What about the bowl.

There no less stark than the present dark I saw the bowl. The bowl itself was oddly clean for such an ancient place. Around me was an extending lake of space, filled with forgotten air that yielded moist breaths which satiated the young brain only just. As I touched the rough porcelain the earth began to heat and a hissing emerged from everywhere. Holding the bowl beneath my chin I pretended to slurp Eastern Noodles and broth. They were the most delicious thing I had ever tasted.

What about the bowl.

When the hissing reached an apex of volume there was a sudden stop and the silence became the noise which kept the silence in. I lowered the bowl and gazed into it.

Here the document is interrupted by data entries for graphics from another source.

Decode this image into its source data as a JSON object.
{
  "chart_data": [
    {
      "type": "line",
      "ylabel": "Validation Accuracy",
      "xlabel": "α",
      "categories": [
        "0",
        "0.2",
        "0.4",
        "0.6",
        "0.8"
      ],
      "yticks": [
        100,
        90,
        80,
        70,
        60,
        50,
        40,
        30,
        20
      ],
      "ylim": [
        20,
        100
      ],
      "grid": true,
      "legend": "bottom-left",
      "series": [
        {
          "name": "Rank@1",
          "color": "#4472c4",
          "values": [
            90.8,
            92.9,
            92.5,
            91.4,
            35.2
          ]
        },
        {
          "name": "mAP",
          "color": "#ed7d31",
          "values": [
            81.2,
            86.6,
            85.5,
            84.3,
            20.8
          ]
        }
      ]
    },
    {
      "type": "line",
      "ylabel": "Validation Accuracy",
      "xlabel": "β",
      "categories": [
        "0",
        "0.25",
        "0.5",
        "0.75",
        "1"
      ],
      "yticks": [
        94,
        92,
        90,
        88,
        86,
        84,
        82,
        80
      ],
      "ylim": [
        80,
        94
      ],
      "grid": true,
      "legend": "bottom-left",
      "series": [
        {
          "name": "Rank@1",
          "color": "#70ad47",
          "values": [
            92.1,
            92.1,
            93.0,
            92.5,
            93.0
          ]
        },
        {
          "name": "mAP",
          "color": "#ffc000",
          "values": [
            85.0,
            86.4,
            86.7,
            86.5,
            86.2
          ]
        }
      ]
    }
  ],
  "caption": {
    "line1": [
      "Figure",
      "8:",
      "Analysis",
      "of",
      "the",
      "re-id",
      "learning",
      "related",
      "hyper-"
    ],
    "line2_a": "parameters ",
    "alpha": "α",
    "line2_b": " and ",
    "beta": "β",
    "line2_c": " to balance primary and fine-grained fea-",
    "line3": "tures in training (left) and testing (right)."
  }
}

Slowly yet without warning I felt a liquid dripping from my face, from the brow, trickling around my eyes to the mouth and finally into the bowl. The liquid was watery, warm. A deep burgundy pooled within the bowl and I had the necessary satisfaction of becoming dyed the same color. There is no need to ask if it was blood, it was not blood. Though dark it may have been, when I plunged my hands into the bowl now resting on the warm earth the consistency was not that of blood, but something like water, but not quite water. Maybe the blue liquid barbers keep the combs in, yet I have never dunked my hands into those jars (as large as the want may have been) so this is pure speculation.

What about the bowl.

When I removed my hands from the burgundy liquid my wrists began to shrink, until they were both the diameter of a large knitting needle. The hands shriveled in turn until they stopped. The left formed a perfect loop, completing itself back into the wrist. The right formed a perfect hook, truncated into a sharp point. I began to place the hook into the loop, in and out, in and out, continually, as if practicing the threading of a large needle, and sat there doing so, for what seemed like ages.